Alexis, malheureux prétendant au statut social
défavorisé, par amour de sa cousine Laura, se laisse
entraîner par celui qu’il croit être le père de celle-ci
dans une équipée héroïque vers un souterrain enchanté,
débouchant sur le centre de la Terre : «
Une
grosse géode dont notre écorce terrestre est la gangue
et dont l’intérieur est tapissé de cristallisations admirables. » Plus étonnant, le héros semble manier le
rêve lucide : il est, apprend-on, l’acteur et le metteur
en scène d’un rêve éveillé, et il lui arrive de ne plus
distinguer le « rêvé » du « vécu ». Alexis perçoit les
couches du temps, dans une vision quantique où
s’imbriquent plusieurs niveaux de réalité. Il voit ainsi
se succéder des événements accélérés, séparés par des
trous dans l’espace-temps, où apparaît le spectre de
sa bien-aimée : «
Ne crains rien : dans le monde où
nous sommes, la pensée marche et les pieds suivent », le
rassure-t-elle. Dans d’autres contes, le merveilleux
sert de voile à un… dévoilement des prodiges de
Dame nature : par exemple, éloge de l’étrangeté des
formes de la vie marine (
Le Gnome des huîtres) ou
de la beauté des minéraux dont l’écrivaine est fine
connaisseuse (
Le Marteau rouge).
Funestes fées
Quand George Sand verse dans les contes de fées
classiques, rendant hommage à la trame des contes
du Merveilleux, sa féerie se révèle bien souvent très…

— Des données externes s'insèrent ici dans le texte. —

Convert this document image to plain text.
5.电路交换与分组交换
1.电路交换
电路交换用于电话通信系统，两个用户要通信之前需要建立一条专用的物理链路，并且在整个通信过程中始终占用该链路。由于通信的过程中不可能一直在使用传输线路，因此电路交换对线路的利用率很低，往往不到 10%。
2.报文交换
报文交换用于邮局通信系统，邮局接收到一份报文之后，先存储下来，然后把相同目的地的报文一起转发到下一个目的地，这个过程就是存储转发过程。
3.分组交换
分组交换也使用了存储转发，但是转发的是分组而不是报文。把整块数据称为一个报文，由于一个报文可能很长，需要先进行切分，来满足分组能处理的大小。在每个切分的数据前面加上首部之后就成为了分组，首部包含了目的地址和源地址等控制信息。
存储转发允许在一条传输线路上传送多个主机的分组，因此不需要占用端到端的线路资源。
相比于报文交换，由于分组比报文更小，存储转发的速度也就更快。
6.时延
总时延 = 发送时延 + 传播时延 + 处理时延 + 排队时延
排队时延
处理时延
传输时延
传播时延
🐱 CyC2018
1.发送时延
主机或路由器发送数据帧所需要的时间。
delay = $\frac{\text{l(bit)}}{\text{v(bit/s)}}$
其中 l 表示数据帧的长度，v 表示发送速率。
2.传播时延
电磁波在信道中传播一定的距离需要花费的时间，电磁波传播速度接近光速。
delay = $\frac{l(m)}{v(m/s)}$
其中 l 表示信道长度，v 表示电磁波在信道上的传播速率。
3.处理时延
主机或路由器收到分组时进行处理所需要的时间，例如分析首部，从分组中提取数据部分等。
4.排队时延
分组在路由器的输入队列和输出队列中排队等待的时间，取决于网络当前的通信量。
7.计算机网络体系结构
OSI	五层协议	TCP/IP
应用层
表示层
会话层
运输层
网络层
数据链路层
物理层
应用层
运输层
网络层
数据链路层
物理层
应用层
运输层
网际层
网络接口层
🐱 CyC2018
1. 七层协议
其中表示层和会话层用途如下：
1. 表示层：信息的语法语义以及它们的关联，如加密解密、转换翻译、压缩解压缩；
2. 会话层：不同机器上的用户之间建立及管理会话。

anti-féerique, tant elle prend plaisir à dynamiter les
conventions du genre. Dans
La Coupe, point de
« bonnes fées » : sous sa plume, elles sont frivoles,
capricieuses, rancunières. «
George Sand met en scène
des fées de carton doré dont la baguette magique connaît
de singulières pannes. Elles ont perdu le pouvoir absolu
– véritable critère de la féerie – consistant à réaliser
à volonté la mutation de la matière. Plus de métamorphose,
seulement des illusions », relève Francis Lacassin,
autre préfacier des
Nouvelles féeriques. Ici, le dédain des
fées envers les humains s’apparente à de la jalousie :
immortelles et sans besoin, elles ne peuvent aimer ni
être aimées. Certaines, face au spectacle du bonheur
amoureux des héros Herman et Bertha, préfèrent boire à la coupe qui supprime l’éternité et leur ôte la vie. «
La mort, c’est l’espérance. » Ce qui donne tout son poids à l’existence. On peut y voir une allégorie de l’effritement du pouvoir… ou une préfiguration des
limites mortifères du transhumanisme. Pas de doute,
les histoires que George Sand nous a léguées nous
tiennent Éveillés. Et Marie-Cécile Levet, spécialiste du
paysage dans l’œuvre de George Sand, de conclure :
«
Grâce à la littérature le merveilleux est bien réel. »
Destin karmique
Dans Le Chien et la Fleur sacrée, nouvelle féérique fondée sur la métempsycose, Sir William se remémore son destin d’éléphant sacré, tandis que M. Lechien évoque ses vies antérieures de fleur blanche, ratier pure race et truite,
poursuivant le fil de son évolution du règne végétal au règne animal. Une « loi divine » de progression souvent ralentie par
des fautes susceptibles d’interrompre « la carrière d’une âme en voie de transformation », écrit-elle, en écho au karma.
Dans une envolée métaphysique, George Sand évoque la possibilité d’une conscience non localisée, dans Laura ou voyage dans le cristal. Le
héros, grandi par sa quête « souterraine », dit : « Nous avons deux âmes : l’une qui vit en nous et ne nous quitte pas,
l’autre qui vit hors de nous… La première nous sert à vivre transitoirement et s’éteint en apparence avec nous ; la
seconde nous sert à vivre éternellement, et se renouvelle sans cesse avec nous, ou plutôt c’est elle qui nous
renouvelle, et qui fournit, sans s’épuiser jamais, à toutes les séries de nos existences successives. » George, êtes-vous là ?
(1)
Nouvelles féeriques, George Sand, Préfaces de Francis Lacassin & Pierre
Dubois, éd. Fantask, 2022.
(2) Voir le
site de la maison de George Sand.
(3) In
Revue Les Amis de George Sand (n° 25/nouvelle édition). Disponible en ligne.
(4)
Sand : écrits sur la nature, présentation Patrick Scheyder, postface Gilles Clément (éd. Le Pommier, 2022).